The U.S. Federal Highway Administration (FHWA) has published its final report on freight movement and air quality

The U.S. Federal Highway Administration (FHWA) has published its final report on freight movement and air quality. The study, dubbed “Assessing the Effects of Freight Movement on Air Quality at the National and Regional Level,” reports that freight movement is a major source of national and regional oxides of nitrogen (NOx) and particulate matter (PM) emissions.

Among its findings are that, at the national level, freight transportation accounts for half of mobile-source NOx emissions and 27% of NOx emissions from all sources. Trucking is cited as the major source of freight NOx emissions, accounting for 67% of freight emissions nationally and 77 to 97% of the freight emissions total in the six study regions. The 2007 EPA emission standards for heavy-duty trucks and off-road equipment are expected to dramatically reduce trucking’s relative contribution to these emissions starting in 2007.

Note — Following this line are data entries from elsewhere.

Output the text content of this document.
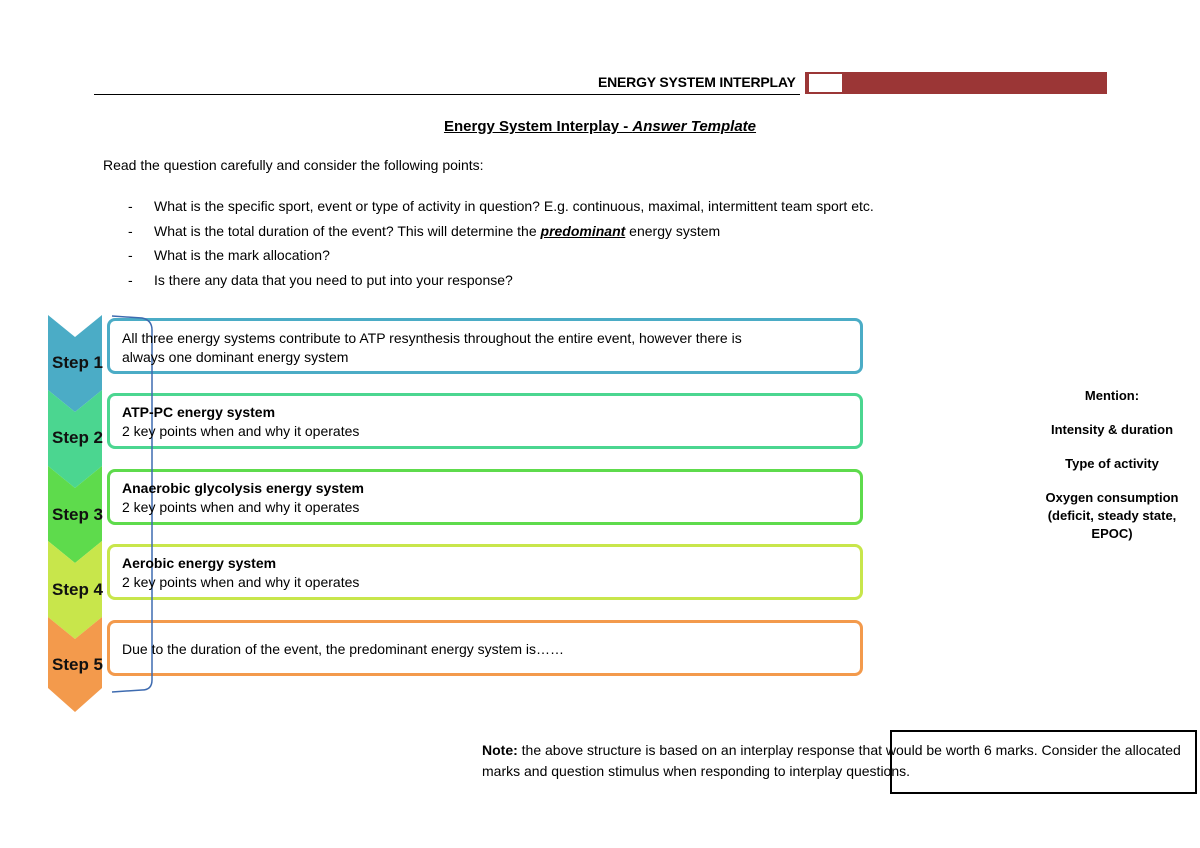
ENERGY SYSTEM INTERPLAY
Energy System Interplay - Answer Template
Read the question carefully and consider the following points:
- What is the specific sport, event or type of activity in question? E.g. continuous, maximal, intermittent team sport etc.
- What is the total duration of the event? This will determine the predominant energy system
- What is the mark allocation?
- Is there any data that you need to put into your response?
Step 1
Step 2
Step 3
Step 4
Step 5
All three energy systems contribute to ATP resynthesis throughout the entire event, however there is
always one dominant energy system
ATP-PC energy system
2 key points when and why it operates
Anaerobic glycolysis energy system
2 key points when and why it operates
Aerobic energy system
2 key points when and why it operates
Due to the duration of the event, the predominant energy system is……
Mention:
Intensity & duration
Type of activity
Oxygen consumption
(deficit, steady state,
EPOC)
Note: the above structure is based on an interplay response that would be worth 6 marks. Consider the allocated marks and question stimulus when responding to interplay questions.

The new report also proposes additional studies on:

  • How highway improvements that reduce congestion affect emissions
  • How operational and technology-oriented strategies can be applied most effectively to reduce idling associated with freight movement.
  • How better logistics practices can improve the productivity of freight movement, resulting in less fuel consumption and emissions per ton-mile. The complete text is available at: www.fhwa.dot.gov/environment/freightaq.

    The study was prepared by ICF Consulting and led by FHWA project manager Diane Turchetta.